Depuis 2015, l’agriculteur est tenu de consacrer 5 % de ses terres arables à ces SIE pour percevoir le paiement vert de ces aides pac. La bande tampon de 6 mètres de largeur le long des cours d’eau en est une option possible. L’agriculteur peut donc choisir de la comptabiliser comme SIE pour autant qu’elle soit distinguable de la culture adjacente et qu‘elle ne serve pas à la production agricole. À cette dernière contrainte, il y a une exception pour le fourrage qui peut-être récolté ou pâturé.

En conséquence, le long d’un cours d’eau classé, l‘enherbement de la zone tampon en vue de la déclarer comme SIE peut être une opportunité pour mieux respecter une large part des contraintes légales tout en y maintenant une certaine valorisation fourragère et en répondant aux obligations SIE du paiement vert. La largeur de la bande tampon SIE doit être de 6 mètres minimum et de 20 mètres maximum en tout point.

Si on ne déclare pas la bande tampon comme SIE, on peut envisager d’en tirer pleinement parti avec une mesure agri-environnementale et climatique (MAEC). Il y a néanmoins un prix à payer, c’est tout d’abord son maintien sur une durée de 5 ans minimum. Ensuite, ce sont des contraintes liées au cahier de charge de la mesure. Le choix peut porter soit sur une tournière enherbée (mesure de base 5), soit sur une bande aménagée (mesure ciblée 8).

En faisant le premier choix (mesure de base 5), l’indemnité de la mesure (900 €/ha de tournière) et les contraintes ne porteront que sur les 12 premiers mètres de largeur.
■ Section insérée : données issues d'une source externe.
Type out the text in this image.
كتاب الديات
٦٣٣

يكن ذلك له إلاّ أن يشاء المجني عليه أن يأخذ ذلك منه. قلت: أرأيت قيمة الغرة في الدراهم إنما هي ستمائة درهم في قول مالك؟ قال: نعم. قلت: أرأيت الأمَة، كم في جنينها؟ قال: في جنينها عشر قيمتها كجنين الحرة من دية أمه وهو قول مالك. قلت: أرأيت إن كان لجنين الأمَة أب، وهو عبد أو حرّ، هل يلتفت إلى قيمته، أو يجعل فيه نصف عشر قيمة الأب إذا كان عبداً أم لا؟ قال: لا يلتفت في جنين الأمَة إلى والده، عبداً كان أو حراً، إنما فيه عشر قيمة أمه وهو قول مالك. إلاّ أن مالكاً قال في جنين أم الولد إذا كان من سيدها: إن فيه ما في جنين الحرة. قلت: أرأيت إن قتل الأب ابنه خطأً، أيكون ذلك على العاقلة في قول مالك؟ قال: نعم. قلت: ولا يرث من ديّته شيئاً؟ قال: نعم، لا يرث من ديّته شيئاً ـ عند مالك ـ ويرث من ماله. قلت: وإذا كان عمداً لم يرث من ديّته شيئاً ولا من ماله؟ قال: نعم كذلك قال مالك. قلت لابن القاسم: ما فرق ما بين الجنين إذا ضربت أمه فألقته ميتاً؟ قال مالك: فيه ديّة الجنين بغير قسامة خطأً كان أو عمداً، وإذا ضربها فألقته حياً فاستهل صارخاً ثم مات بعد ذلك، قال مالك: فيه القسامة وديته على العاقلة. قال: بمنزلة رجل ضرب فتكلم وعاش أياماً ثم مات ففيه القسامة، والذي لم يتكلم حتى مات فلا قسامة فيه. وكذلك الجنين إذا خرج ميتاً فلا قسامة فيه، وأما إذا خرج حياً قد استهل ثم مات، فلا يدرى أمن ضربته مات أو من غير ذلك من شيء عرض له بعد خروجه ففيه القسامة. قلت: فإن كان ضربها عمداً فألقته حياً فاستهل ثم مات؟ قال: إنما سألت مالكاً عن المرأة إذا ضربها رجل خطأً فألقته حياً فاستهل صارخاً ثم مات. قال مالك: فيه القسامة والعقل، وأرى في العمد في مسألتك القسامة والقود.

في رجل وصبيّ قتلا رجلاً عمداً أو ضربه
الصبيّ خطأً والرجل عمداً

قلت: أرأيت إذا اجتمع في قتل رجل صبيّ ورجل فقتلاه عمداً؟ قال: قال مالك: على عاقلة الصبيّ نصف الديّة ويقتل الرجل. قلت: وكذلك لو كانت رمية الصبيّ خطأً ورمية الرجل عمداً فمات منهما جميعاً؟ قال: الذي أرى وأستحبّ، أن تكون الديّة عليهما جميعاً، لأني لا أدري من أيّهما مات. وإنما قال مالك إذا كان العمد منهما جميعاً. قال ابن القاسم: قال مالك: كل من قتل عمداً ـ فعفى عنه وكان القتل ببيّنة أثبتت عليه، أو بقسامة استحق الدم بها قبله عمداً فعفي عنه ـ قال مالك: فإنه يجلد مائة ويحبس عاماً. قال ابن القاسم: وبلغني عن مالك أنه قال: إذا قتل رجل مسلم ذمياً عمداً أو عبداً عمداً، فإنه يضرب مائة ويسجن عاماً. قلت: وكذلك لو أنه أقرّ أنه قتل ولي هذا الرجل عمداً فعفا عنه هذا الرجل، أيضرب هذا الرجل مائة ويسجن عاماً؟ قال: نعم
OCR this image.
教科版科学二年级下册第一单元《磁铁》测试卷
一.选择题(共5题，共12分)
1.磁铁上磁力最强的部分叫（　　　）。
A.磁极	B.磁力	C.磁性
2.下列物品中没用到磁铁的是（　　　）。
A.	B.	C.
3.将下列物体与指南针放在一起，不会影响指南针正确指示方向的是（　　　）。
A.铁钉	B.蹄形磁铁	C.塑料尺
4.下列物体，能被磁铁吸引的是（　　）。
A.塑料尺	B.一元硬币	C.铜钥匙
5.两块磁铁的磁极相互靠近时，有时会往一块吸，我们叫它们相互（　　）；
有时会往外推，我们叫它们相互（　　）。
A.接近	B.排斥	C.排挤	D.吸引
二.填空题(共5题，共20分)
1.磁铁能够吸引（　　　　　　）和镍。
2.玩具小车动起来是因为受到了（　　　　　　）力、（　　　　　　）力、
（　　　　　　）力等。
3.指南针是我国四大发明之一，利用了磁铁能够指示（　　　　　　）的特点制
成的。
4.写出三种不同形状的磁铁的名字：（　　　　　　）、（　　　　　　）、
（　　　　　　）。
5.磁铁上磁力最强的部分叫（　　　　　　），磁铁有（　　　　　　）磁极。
Si l’on y faisait le choix de fauche, seul mode de gestion autorisé, il faudra laisser, sur ces 12 mètres de large, une bande non fauchée de 2 mètres de large et exporter le produit de la fauche.

Le second choix permet de discuter avec l’expert de Natagriwal qui doit être consulté vu qu’il s’agit d’une mesure ciblée. Il est alors possible d’envisager une largeur de 20 mètres et donc de percevoir, le cas échéant, l’indemnité (1.250 €/ha de bande aménagée) pour sa totalité. Les contraintes du cahier de charge sont néanmoins plus lourdes en termes d’investissement et de suivi.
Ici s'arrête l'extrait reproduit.